In strijd met eigen beleid
Deze uitspraak heeft tot gevolg dat de vissers mogen doorgaan met het bewust loslaten van grote hoeveelheden niet-inheemse soorten in de Oosterschelde en dat betekent ook dat het risico op de vestiging van een schadelijke soort met de dag toeneemt. Wij vinden dit onbegrijpelijk voor een overheid die de mond vol heeft over de bescherming van de biodiversiteit en geen gelegenheid onbenut laat om zware middelen in te zetten tegen reeds jaren gevestigde ‘exoten’ die een van de grootste gevaren voor de natuur zouden vormen. In de beleidsnota Invasieve Exoten stelt het ministerie dat het beleid vooral op preventie moet worden gericht. Maar in de praktijk wordt deze nota absoluut niet gevolgd. Het voorgaande toont wederom aan dat vastgesteld beleid en het voorzorgsprincipe door de overheid met speels gemak opzij worden gezet voor economische belangen.

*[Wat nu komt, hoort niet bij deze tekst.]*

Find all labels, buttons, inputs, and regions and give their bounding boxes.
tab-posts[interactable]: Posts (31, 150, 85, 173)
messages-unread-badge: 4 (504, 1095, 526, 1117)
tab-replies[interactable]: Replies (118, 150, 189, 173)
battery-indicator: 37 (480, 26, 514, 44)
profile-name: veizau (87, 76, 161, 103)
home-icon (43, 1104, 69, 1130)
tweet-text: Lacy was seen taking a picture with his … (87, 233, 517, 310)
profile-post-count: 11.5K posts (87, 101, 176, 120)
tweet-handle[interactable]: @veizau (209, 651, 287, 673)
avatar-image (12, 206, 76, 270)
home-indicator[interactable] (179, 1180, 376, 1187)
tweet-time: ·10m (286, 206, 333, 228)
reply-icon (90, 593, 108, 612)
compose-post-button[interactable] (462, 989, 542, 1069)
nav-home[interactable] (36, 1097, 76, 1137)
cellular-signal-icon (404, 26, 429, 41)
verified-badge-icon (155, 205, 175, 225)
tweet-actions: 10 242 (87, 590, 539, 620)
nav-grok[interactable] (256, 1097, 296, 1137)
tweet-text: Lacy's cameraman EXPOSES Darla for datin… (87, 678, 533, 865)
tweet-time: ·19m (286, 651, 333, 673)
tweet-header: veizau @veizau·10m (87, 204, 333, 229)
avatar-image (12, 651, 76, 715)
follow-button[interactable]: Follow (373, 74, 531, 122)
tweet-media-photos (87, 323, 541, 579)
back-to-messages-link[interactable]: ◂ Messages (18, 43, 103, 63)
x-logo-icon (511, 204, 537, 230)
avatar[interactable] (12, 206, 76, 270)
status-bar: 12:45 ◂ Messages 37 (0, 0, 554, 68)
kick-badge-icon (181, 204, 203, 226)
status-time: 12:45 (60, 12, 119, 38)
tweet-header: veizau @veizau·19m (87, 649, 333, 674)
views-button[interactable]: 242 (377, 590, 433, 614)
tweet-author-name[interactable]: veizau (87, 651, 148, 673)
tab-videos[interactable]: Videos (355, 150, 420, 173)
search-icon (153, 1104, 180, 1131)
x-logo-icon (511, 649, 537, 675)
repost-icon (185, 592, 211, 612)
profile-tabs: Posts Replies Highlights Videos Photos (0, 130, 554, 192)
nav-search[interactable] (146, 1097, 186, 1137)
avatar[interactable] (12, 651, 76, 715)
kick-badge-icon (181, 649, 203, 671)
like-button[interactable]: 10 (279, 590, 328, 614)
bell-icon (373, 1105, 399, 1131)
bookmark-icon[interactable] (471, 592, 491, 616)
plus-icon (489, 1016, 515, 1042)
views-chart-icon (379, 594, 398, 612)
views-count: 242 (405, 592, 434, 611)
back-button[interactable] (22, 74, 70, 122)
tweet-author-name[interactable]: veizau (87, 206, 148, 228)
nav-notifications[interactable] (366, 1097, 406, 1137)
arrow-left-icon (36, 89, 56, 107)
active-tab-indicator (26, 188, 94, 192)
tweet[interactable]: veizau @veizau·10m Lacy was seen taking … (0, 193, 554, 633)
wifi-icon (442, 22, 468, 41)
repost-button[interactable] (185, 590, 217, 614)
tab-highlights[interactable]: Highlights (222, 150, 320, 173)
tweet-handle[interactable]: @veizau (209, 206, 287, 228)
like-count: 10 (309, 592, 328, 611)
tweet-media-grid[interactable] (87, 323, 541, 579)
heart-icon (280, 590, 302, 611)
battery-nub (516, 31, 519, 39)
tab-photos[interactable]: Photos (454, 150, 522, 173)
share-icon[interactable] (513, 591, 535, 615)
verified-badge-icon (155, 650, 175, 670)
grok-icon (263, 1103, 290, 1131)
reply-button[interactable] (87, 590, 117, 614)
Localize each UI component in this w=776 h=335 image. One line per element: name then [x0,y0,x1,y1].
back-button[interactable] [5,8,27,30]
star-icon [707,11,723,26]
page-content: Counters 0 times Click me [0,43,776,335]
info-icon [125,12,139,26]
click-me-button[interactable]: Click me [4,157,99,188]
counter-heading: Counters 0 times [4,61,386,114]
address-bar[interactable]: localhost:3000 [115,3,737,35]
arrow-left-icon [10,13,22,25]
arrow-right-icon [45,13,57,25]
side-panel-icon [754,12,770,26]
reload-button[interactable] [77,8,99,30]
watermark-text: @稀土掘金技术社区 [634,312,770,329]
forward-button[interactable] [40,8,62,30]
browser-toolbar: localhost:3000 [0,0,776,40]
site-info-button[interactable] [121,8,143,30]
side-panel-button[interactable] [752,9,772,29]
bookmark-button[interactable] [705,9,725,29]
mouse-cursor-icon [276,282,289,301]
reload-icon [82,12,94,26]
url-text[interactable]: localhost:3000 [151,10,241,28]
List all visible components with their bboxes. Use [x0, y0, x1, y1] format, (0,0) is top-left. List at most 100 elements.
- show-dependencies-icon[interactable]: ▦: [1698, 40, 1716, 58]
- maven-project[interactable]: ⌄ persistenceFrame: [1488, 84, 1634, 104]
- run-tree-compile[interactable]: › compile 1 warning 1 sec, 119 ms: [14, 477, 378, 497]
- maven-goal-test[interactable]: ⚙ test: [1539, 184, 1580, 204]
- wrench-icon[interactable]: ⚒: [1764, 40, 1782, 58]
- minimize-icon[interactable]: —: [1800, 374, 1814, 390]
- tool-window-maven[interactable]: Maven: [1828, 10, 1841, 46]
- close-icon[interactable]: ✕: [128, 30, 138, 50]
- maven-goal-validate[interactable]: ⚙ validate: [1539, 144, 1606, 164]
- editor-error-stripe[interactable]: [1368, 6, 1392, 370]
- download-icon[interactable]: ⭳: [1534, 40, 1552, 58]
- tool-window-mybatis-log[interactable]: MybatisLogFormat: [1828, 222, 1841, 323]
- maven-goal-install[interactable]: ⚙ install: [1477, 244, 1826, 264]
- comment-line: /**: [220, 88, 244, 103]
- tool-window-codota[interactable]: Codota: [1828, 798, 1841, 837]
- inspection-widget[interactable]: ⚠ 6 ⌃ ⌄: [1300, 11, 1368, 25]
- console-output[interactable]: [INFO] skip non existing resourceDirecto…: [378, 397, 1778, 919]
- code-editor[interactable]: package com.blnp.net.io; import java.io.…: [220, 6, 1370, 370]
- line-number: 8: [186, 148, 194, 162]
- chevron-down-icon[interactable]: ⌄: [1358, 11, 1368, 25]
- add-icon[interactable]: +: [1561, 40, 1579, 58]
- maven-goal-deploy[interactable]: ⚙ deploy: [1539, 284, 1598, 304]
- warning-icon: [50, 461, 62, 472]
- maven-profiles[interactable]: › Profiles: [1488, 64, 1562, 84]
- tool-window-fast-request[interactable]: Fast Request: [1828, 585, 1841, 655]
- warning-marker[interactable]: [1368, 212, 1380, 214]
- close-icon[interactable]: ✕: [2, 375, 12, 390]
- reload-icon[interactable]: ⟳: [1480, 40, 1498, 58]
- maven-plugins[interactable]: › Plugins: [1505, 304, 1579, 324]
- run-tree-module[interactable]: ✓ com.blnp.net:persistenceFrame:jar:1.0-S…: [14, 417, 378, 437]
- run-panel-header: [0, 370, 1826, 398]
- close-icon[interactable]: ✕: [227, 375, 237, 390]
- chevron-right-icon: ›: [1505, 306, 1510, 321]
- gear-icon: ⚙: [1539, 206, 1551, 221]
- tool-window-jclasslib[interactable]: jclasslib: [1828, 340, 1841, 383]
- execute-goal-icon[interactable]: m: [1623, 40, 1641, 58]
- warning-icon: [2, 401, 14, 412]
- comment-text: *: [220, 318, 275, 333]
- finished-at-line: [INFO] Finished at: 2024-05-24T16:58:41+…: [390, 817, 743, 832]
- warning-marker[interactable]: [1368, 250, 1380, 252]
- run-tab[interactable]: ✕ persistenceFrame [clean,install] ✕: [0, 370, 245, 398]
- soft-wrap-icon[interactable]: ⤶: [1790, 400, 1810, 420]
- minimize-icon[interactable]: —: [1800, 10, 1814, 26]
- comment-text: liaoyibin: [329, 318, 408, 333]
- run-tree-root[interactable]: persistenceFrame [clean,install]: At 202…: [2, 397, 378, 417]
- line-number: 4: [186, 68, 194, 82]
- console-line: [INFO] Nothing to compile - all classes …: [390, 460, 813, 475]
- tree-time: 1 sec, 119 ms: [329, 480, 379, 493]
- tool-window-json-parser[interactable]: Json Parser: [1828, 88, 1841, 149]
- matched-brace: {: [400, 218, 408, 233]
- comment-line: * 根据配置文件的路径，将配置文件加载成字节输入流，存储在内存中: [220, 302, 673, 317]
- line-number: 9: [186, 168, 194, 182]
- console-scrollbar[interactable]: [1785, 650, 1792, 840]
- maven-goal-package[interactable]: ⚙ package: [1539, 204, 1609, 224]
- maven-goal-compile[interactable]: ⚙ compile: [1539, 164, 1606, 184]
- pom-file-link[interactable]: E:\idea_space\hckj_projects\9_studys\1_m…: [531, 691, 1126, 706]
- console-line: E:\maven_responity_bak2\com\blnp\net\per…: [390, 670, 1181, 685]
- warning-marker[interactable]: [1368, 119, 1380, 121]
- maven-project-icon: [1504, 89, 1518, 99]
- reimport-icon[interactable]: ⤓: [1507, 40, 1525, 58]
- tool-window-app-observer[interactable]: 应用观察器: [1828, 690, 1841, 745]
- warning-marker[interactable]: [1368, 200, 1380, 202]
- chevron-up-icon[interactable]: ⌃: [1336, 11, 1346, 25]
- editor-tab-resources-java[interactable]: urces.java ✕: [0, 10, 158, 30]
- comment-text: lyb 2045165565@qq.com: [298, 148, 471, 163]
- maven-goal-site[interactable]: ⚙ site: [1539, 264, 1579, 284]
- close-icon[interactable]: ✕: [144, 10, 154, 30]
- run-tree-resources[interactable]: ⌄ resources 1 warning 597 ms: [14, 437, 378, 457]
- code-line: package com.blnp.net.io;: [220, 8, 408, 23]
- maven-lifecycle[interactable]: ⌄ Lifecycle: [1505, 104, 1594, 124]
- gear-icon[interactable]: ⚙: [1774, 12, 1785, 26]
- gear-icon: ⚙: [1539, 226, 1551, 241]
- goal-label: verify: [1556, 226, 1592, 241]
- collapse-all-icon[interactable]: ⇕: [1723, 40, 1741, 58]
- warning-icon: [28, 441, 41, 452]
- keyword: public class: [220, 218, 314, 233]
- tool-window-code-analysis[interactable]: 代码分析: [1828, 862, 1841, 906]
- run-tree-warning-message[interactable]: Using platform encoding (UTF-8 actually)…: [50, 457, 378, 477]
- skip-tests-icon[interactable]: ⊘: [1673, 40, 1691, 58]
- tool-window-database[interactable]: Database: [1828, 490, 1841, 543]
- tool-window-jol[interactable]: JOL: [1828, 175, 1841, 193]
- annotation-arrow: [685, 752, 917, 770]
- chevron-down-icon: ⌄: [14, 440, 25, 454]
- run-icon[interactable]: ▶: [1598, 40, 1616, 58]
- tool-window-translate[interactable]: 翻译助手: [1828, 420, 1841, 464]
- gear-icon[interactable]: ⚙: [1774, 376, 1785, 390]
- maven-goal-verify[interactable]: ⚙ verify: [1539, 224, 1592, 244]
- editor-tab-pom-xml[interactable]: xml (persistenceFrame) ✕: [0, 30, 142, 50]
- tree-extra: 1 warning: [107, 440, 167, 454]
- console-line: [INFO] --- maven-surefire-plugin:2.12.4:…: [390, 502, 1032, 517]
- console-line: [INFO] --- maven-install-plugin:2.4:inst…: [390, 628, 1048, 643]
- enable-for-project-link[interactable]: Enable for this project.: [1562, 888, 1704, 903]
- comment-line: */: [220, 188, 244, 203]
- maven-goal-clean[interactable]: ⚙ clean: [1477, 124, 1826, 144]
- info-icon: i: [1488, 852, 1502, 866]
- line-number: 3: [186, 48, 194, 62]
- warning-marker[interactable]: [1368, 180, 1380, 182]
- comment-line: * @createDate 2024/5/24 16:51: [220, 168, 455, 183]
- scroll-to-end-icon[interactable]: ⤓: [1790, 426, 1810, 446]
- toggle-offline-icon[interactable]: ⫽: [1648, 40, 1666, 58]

Uitzaaien helemaal niet nodig
En dan te bedenken dat de enige reden van de vissers om buitenlandse mosselen in de Oosterschelde uit te zaaien, is om meer geld te verdienen. De mosselen kunnen net zo goed direct worden verwerkt. Maar door ze korte tijd in de Oosterschelde te bewaren, kunnen ze de Engelse, Ierse, Deense of Zweedse mosselen als ‘Zeeuwse’ mosselen verkopen en die zijn veel duurder. Het is misschien naïef, maar wij hadden verwacht dat de overheid het algemeen belang zou beschermen tegen dit soort onnodige risico’s, maar het tegendeel blijkt het geval te zijn.